Les films d’horreur lorsqu’ils sont étranges et qu’on en voit les coutures, comme Massacre à la tronçonneuse de Tobe Hooper ou Les révoltés de l’an 2000. de Narciso Ibáñez Serrador. 

Quels sont les films qui vous habitent ?

The Souvenir - Part I de Joanna Hogg. Je l’ai vu il y a un an et j’y repense très souvent mais je n’ai toujours pas regardé la deuxième partie.

Dans quels films aimeriez-vous habiter ?

Bianca de Nani Moretti


Quel cliché vous plaît secrètement au cinéma ?

Tous les rouages de films d’ados ou de films d’horreur, que j’ai déjà vu mille fois mais que je prends toujours plaisir à retrouver.

Qu’est-ce que vous faites quand vous vous ennuyez devant un film ?

Je m’endors.

Le cinéma laisse-t-il son empreinte sur votre travail ? 

Oui beaucoup. Lorsque je réfléchis à un sujet de dessin, il y a toujours des souvenirs de cinéma qui me reviennent, des scènes que j’ai envie de revoir, des ambiances colorées qui sont une genèse aux couleurs que je vais choisir, des cadrages dont je m’inspire pour construire mon dessin.

Si vous faisiez du cinéma, ça ressemblerait à quoi ?

Inévitablement un film ensoleillé, avec beaucoup de rose.

Quelles sont les sensations que vous procure le cinéma que vous ne trouvez pas ailleurs ?

Plus que le cinéma en lui-même, la salle de cinéma est le seul endroit où j’arrive à me couper complètement du monde et à ne plus penser à rien. Ça m’est souvent arrivé d’aller voir un film au hasard, juste pour me changer les idées, avec parfois des belles surprises.

Et inversement : que trouvez-vous ailleurs que vous ne trouvez pas dans le cinéma ?

La lecture oblige à imaginer les personnages, les lieux, à les peindre et à leur donner vie dans sa tête. Lorsque je lis il y a parfois des scènes que je me représente très nettement et auxquelles j’ajoute mes propres détails, ou des personnages qui m’inspirent et que je peux me représenter librement. C’est souvent des points de départ que j’utilise ensuite dans mon travail.

Vous arrive-t-il de dessiner pendant ou après les films ?

Jamais pendant, j’en serais bien incapable ! Mais j’ai souvent des idées ou des envies de dessins qui naissent pendant un visionnage ou lorsque j’y repense avant de dormir.

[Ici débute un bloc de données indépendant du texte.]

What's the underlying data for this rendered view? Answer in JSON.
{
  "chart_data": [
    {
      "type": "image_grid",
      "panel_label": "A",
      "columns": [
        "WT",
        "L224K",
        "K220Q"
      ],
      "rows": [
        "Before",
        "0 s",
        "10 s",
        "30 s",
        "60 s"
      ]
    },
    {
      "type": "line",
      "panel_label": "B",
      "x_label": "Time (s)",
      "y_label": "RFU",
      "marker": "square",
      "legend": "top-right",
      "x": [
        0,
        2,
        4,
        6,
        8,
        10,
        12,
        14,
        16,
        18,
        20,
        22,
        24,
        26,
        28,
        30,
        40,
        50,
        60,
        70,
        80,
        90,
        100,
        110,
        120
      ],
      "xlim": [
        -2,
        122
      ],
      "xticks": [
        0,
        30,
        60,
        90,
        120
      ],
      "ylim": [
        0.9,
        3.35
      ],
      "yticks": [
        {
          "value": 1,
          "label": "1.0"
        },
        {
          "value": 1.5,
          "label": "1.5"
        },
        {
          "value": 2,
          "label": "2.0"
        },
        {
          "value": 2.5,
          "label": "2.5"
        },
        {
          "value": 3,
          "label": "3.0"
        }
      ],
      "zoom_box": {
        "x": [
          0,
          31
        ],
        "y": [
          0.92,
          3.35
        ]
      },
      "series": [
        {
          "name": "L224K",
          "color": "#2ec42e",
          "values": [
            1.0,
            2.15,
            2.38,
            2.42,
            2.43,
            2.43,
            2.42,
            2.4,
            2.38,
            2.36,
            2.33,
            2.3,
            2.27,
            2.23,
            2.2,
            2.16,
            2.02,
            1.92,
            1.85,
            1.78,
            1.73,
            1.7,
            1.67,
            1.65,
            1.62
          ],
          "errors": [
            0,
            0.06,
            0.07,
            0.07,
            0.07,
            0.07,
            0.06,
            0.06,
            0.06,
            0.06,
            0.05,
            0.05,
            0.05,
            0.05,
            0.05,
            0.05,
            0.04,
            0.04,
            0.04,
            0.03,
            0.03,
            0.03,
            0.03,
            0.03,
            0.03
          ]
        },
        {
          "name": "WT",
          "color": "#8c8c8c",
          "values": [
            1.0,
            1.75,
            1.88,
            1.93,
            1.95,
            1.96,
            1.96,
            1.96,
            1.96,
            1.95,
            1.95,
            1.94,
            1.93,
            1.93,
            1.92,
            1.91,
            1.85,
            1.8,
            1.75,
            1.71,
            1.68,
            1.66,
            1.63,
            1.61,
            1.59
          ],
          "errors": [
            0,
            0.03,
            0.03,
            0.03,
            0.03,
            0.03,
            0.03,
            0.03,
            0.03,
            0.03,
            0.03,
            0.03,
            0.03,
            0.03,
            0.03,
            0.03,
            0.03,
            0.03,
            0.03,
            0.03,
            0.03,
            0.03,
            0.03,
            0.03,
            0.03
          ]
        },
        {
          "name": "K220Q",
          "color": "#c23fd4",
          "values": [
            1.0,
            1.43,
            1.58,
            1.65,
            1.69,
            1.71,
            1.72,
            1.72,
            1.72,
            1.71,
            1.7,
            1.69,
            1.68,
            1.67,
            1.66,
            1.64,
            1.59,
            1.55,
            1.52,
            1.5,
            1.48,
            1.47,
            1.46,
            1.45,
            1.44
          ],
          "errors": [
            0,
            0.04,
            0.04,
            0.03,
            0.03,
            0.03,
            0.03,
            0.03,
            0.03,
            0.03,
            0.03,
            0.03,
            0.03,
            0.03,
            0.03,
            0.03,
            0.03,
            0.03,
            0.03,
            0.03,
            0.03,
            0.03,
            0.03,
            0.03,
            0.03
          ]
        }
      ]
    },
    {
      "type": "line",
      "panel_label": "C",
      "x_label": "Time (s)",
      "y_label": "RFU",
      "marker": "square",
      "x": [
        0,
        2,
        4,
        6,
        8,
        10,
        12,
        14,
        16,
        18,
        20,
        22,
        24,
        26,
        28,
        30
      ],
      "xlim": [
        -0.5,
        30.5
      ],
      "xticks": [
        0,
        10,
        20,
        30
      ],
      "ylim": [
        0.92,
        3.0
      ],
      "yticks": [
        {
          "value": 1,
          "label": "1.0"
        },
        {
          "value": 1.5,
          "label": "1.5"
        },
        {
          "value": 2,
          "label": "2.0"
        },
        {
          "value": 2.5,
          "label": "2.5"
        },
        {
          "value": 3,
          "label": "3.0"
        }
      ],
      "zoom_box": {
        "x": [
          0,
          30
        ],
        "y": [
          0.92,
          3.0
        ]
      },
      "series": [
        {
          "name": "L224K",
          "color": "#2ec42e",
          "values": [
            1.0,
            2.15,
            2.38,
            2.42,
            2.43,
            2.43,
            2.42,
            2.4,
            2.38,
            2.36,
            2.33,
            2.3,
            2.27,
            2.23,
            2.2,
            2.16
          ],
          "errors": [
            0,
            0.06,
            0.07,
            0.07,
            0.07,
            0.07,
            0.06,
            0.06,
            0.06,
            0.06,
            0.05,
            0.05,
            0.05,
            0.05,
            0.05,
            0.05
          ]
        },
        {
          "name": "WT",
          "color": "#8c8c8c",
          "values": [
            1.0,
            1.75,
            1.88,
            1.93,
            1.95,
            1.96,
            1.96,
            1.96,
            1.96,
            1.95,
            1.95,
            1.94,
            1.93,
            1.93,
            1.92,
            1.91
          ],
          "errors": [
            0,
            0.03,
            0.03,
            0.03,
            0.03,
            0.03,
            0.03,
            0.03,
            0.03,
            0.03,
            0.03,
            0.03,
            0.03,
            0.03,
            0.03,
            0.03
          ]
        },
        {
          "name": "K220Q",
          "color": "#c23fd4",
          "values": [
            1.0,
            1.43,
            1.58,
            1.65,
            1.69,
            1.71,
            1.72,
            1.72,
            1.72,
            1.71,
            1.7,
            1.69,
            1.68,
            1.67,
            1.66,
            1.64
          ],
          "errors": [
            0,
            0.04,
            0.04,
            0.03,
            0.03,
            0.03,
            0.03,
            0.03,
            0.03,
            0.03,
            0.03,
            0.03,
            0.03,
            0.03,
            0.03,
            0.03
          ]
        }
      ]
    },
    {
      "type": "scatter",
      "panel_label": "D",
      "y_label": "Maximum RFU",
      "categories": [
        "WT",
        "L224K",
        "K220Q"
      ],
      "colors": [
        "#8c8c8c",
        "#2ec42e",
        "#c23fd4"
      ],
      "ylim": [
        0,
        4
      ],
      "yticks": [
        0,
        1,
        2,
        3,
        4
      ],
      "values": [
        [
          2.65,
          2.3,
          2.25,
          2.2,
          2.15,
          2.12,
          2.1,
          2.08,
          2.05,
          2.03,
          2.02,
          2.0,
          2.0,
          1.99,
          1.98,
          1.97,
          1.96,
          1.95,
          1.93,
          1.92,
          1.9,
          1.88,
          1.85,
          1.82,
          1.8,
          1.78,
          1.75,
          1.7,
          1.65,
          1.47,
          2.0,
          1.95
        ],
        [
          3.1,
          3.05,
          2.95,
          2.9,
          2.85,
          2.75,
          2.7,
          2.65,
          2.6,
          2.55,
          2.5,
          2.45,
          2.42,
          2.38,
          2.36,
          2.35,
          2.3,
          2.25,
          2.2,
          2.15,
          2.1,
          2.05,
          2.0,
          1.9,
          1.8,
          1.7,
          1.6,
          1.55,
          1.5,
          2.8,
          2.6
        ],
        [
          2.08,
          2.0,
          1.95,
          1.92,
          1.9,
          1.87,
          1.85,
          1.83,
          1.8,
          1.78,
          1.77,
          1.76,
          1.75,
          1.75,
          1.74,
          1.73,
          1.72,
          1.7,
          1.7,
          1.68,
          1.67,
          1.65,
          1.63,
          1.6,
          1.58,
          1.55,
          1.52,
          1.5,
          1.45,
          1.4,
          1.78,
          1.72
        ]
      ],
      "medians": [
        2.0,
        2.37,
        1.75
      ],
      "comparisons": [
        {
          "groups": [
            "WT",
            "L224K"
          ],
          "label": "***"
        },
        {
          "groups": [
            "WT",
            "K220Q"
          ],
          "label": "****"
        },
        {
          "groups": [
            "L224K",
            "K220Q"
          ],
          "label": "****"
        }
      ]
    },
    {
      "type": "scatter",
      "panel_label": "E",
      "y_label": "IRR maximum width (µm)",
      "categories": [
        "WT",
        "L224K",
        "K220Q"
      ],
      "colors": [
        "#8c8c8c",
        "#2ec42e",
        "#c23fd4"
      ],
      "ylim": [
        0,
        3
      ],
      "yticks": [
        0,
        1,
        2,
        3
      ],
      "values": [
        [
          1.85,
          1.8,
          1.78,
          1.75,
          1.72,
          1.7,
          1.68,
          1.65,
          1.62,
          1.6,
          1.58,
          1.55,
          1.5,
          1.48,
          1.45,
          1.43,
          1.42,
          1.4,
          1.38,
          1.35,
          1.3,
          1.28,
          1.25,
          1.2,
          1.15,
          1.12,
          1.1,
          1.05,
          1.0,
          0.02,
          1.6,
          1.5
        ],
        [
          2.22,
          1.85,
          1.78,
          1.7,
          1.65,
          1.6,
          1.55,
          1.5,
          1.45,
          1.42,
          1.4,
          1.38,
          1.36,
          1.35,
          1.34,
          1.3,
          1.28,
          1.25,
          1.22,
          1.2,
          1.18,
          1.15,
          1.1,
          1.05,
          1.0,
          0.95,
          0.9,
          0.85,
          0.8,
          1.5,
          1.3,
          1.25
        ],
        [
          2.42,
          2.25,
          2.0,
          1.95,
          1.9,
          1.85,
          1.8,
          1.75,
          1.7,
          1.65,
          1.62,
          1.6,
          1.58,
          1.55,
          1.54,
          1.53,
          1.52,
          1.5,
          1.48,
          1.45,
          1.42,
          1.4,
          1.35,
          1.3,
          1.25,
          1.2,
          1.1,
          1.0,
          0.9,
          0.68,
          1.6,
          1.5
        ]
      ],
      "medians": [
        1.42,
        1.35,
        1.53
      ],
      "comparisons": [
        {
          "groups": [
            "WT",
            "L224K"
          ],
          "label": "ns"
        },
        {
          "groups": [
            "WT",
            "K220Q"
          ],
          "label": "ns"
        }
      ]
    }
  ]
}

Avec quelles autres pratiques artistiques votre travail dialogue-t-il le plus ?

La littérature et la photographie.

Est-ce que votre travail vous ressemble ?

Oui.

Si on faisait un film sur vous ce serait un film sur quoi ?

Ce serait sûrement un film du quotidien, sur la déprime lente de l’hiver et le sentiment de renaissance au printemps, habité par des personnages qui ressembleraient à mes copines.
Je m’appelle Lisa Carpagnano, je suis née en 1994 et je vis à Rennes. Après mes études à l’École Estienne à Paris, j’ai travaillé en tant que graphiste indépendante pendant 6 ans. Au retour d’un voyage de plusieurs mois au Japon en 2023, j’ai finalement mis de côté le graphisme pour me consacrer à l’illustration. Je travaille au crayon de couleur et réalise des compositions narratives. Je suis aujourd’hui représentée par l’agence Valérie Oualid.